The chemical constituents are converted into designer fuels in the third stage of the bioliq® process, which is just being implemented on the KIT campus in cooperation with two industrial partners, MUT Advanced Heating GmbH based in Jena (for the hot-gas purification) and Chemieanlagenbau Chemnitz GmbH, an international process engineering company (for the synthesis part of the bioliq® plant). These two industrial partners will not only deliver and put in place parts of the plant, but will also work with KIT in the operation and further development of the plant. "We are entering the important phase of implementation of the pilot plant with a projected production of 100 l designer fuel per hour," said Dr. Peter Fritz, Vice President Research and Innovation at KIT: "This is the essential step towards industrial development, after many years of upstream research conducted in the laboratory."

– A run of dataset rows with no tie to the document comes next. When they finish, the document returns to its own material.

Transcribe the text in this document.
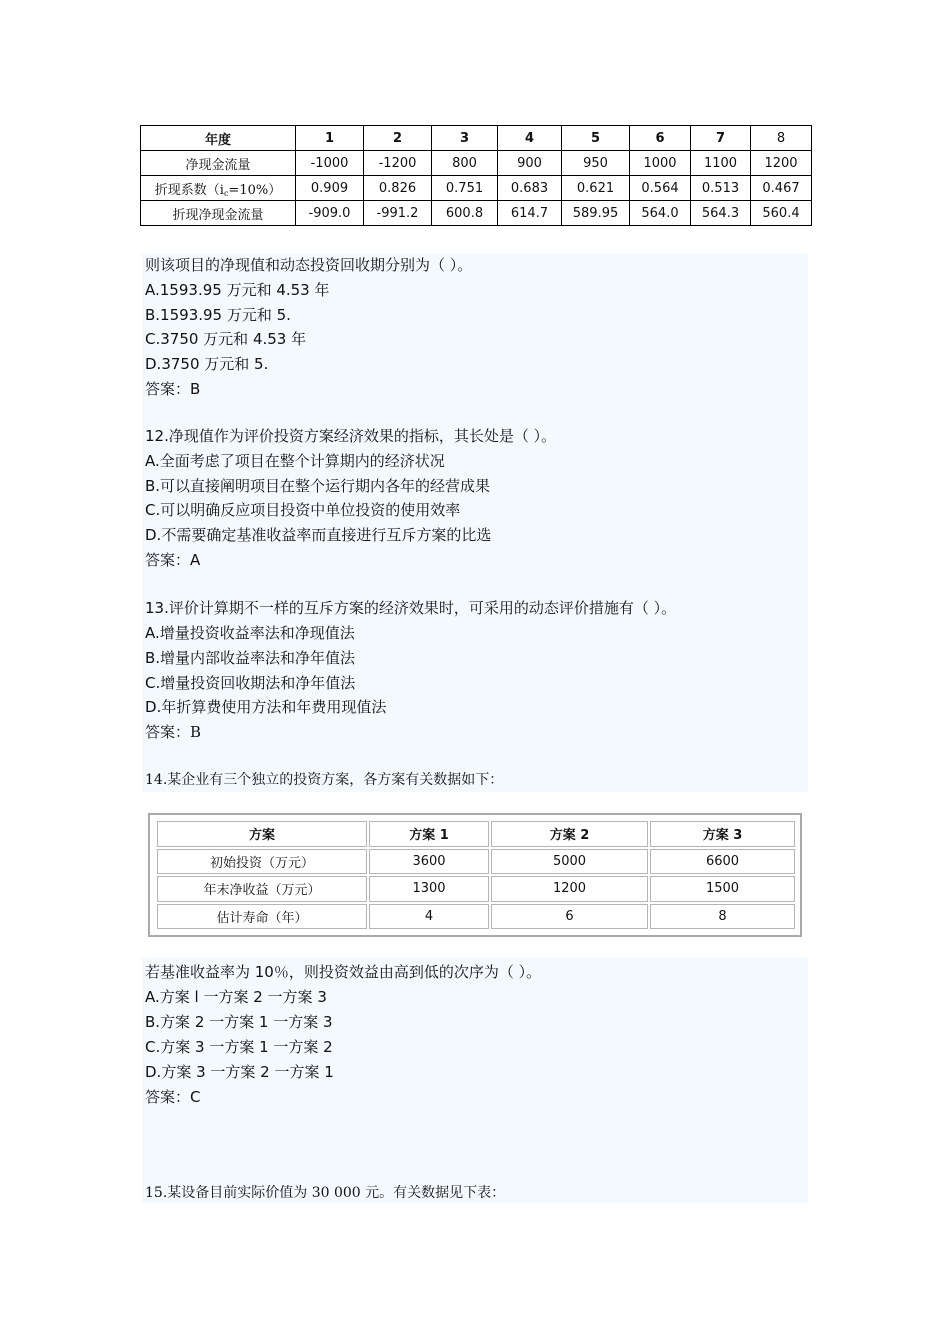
年度	1	2	3	4	5	6	7	8
净现金流量	-1000	-1200	800	900	950	1000	1100	1200
折现系数$(i_c=10\%)$	0.909	0.826	0.751	0.683	0.621	0.564	0.513	0.467
折现净现金流量	-909.0	-991.2	600.8	614.7	589.95	564.0	564.3	560.4
则该项目的净现值和动态投资回收期分别为（ ）。
A.1593.95 万元和 4.53 年
B.1593.95 万元和 5.
C.3750 万元和 4.53 年
D.3750 万元和 5.
答案：B
12.净现值作为评价投资方案经济效果的指标，其长处是（ ）。
A.全面考虑了项目在整个计算期内的经济状况
B.可以直接阐明项目在整个运行期内各年的经营成果
C.可以明确反应项目投资中单位投资的使用效率
D.不需要确定基准收益率而直接进行互斥方案的比选
答案：A
13.评价计算期不一样的互斥方案的经济效果时，可采用的动态评价措施有（ ）。
A.增量投资收益率法和净现值法
B.增量内部收益率法和净年值法
C.增量投资回收期法和净年值法
D.年折算费使用方法和年费用现值法
答案：B
14.某企业有三个独立的投资方案，各方案有关数据如下：
方案	方案 1	方案 2	方案 3
初始投资（万元）	3600	5000	6600
年末净收益（万元）	1300	1200	1500
估计寿命（年）	4	6	8
若基准收益率为 10％，则投资效益由高到低的次序为（ ）。
A.方案 l 一方案 2 一方案 3
B.方案 2 一方案 1 一方案 3
C.方案 3 一方案 1 一方案 2
D.方案 3 一方案 2 一方案 1
答案：C
15.某设备目前实际价值为 30 000 元。有关数据见下表：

Undesired substances such as small particles, chlorinated substances and nitrogen components are removed from the synthesis gas at high temperatures. The KIT scientists have developed a new technique, in which the gas is purified at 500°C. In contrast to conventional processes, which require temperatures far below the freezing point of water, the innovative process leads to around 10 per cent of energy savings.

Many steps are required to produce fuel, including several chemical intermediary steps. The bioliq® pilot plant combines some of these steps into a single process stage. In analogy to processes used to produce fuel from natural gas, dimethyl ether is turned into Otto fuel, which can subsequently be further developed, and used, for example for direct fuel injection.